El otro día me llamó mi hermana y me contó acerca de una experiencia difícil por la que estaba pasando. Mientras escuchaba me propuse recordar que para apoyar a mi hermana no tenía que ofrecerle solución alguna para su problema. Ella simplemente necesitaba que alguien la escuchara. Después de diez minutos de escucharla y decirle de vez en cuando cosas como “Oh” y “¿En serio?”, ella me dijo: “Bueno, gracias John. Me siento mucho mejor”. Era mucho más fácil escucharla porque sabia que no me estaba echando la culpa de nada. Le estaba echando la culpa a otra persona. Me resulta más difícil cuando mi mujer se siente desdichada, porque entonces suelo sentirme acusado de algo. Sin embargo, cuando mi esposa me alienta a escuchar demostrándome aprecio, resulta mucho más fácil ser un buen oyente.

Qué hacer cuando uno tiene ganas de culpar a alguien

El hecho de tranquilizar a un hombre diciéndole que no es su culpa o que no se lo acusa de nada funciona siempre que ella no este realmente culpándolo de algo, que no le este expresando desaprobación o alguna crítica. Si lo esta atacando, entonces tendría que compartir sus sentimientos con otra persona. Debería esperar hasta sentir más afecto y compostura para hablar con él. Podría compartir su resentimiento con alguien con el que no este enojada, capaz de ofrecerle el apoyo que ella necesita. Luego, cuando sienta que puede dar más afecto y que puede disculparlo, ella podrá acercarse a él con más éxito para compartir sus sentimientos.

Cómo escuchar sin culpar a alguien

Un hombre a menudo acusa a una mujer de estar culpándolo cuando ella habla inocentemente acerca de sus problemas. Esto resulta muy destructivo para la relación, porque bloquea la comunicación.
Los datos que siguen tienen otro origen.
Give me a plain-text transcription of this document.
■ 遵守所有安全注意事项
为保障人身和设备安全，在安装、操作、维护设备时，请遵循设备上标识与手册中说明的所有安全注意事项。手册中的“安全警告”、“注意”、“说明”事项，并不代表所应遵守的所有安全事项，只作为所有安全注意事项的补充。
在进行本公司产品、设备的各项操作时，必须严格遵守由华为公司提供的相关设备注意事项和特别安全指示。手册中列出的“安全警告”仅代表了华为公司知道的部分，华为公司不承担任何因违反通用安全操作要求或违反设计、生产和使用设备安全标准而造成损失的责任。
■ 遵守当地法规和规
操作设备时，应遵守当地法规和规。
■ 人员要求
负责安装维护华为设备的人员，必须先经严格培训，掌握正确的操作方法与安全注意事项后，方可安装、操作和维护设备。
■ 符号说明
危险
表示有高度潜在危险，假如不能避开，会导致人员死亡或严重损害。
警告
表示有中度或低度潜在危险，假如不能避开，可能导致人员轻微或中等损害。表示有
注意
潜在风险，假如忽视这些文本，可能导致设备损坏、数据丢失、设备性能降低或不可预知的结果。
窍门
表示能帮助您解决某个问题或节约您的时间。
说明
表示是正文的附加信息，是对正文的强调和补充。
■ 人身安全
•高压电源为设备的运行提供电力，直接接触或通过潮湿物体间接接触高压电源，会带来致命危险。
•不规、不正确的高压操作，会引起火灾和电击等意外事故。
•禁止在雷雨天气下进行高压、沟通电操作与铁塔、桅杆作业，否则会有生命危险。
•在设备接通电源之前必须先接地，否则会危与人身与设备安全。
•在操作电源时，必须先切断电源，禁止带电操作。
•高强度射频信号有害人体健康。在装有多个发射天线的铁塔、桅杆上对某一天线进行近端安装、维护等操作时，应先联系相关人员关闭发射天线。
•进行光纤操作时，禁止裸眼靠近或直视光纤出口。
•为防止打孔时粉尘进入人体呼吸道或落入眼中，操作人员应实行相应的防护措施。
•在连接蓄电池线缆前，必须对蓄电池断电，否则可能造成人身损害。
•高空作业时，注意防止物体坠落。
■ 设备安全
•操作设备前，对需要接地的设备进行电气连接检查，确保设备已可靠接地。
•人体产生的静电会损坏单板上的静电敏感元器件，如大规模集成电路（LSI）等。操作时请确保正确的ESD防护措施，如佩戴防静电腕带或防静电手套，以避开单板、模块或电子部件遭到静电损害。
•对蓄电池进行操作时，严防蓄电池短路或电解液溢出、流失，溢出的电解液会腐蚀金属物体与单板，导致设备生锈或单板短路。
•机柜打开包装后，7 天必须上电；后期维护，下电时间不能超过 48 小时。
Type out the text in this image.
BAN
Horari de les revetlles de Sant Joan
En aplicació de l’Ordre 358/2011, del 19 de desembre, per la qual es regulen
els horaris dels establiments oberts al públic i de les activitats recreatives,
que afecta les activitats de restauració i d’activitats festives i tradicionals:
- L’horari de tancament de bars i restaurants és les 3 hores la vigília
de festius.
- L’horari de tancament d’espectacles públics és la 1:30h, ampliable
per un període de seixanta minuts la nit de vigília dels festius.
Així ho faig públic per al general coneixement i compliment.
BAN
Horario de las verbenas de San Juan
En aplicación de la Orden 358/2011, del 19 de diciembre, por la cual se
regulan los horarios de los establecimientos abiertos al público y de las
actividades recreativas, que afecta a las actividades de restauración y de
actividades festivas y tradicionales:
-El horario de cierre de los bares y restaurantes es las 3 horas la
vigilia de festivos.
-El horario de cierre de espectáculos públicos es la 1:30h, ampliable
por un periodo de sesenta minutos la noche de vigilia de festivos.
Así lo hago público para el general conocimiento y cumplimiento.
Imagínese a una mujer que dice: “Todo lo que hacemos es trabajar, trabajar, trabajar. Ya no nos divertimos más. Eres tan serio”. Un hombre podría muy bien sentir que ella lo esta culpando.

Se siente atacado. Sugiero que, por su parte, evite atacar y decir: “Siento que me estas culpando”.

Por el contrario, sugiero que diga: “Es difícil escucharte decir que soy tan serio. ¿Estas diciendo que el hecho de que no nos divirtamos más es todo culpa mía?”

O podría decir: “Duele escucharte decir que soy tan serio y que no nos divertimos más. ¿Estas diciendo que todo es culpa mía?”

Además, a fin de mejorar la comunicación él puede ofrecerle una salida. Podría decir: “Pareciera que estas diciendo que si trabajamos mucho es culpa mía. ¿Es así?”.

O podría decir: “Cuando dices que no nos divertimos y que soy demasiado serio, siento que estas echándome toda la culpa a mí. ¿Es así?”.

Todas estas respuestas son respetuosas y le brindan a ella la oportunidad de retirar cualquier acusación que él pudo haber percibido. Cuando ella dice: “Oh no, no estoy diciendo que todo es culpa tuya”, probablemente el se sienta algo mas aliviado.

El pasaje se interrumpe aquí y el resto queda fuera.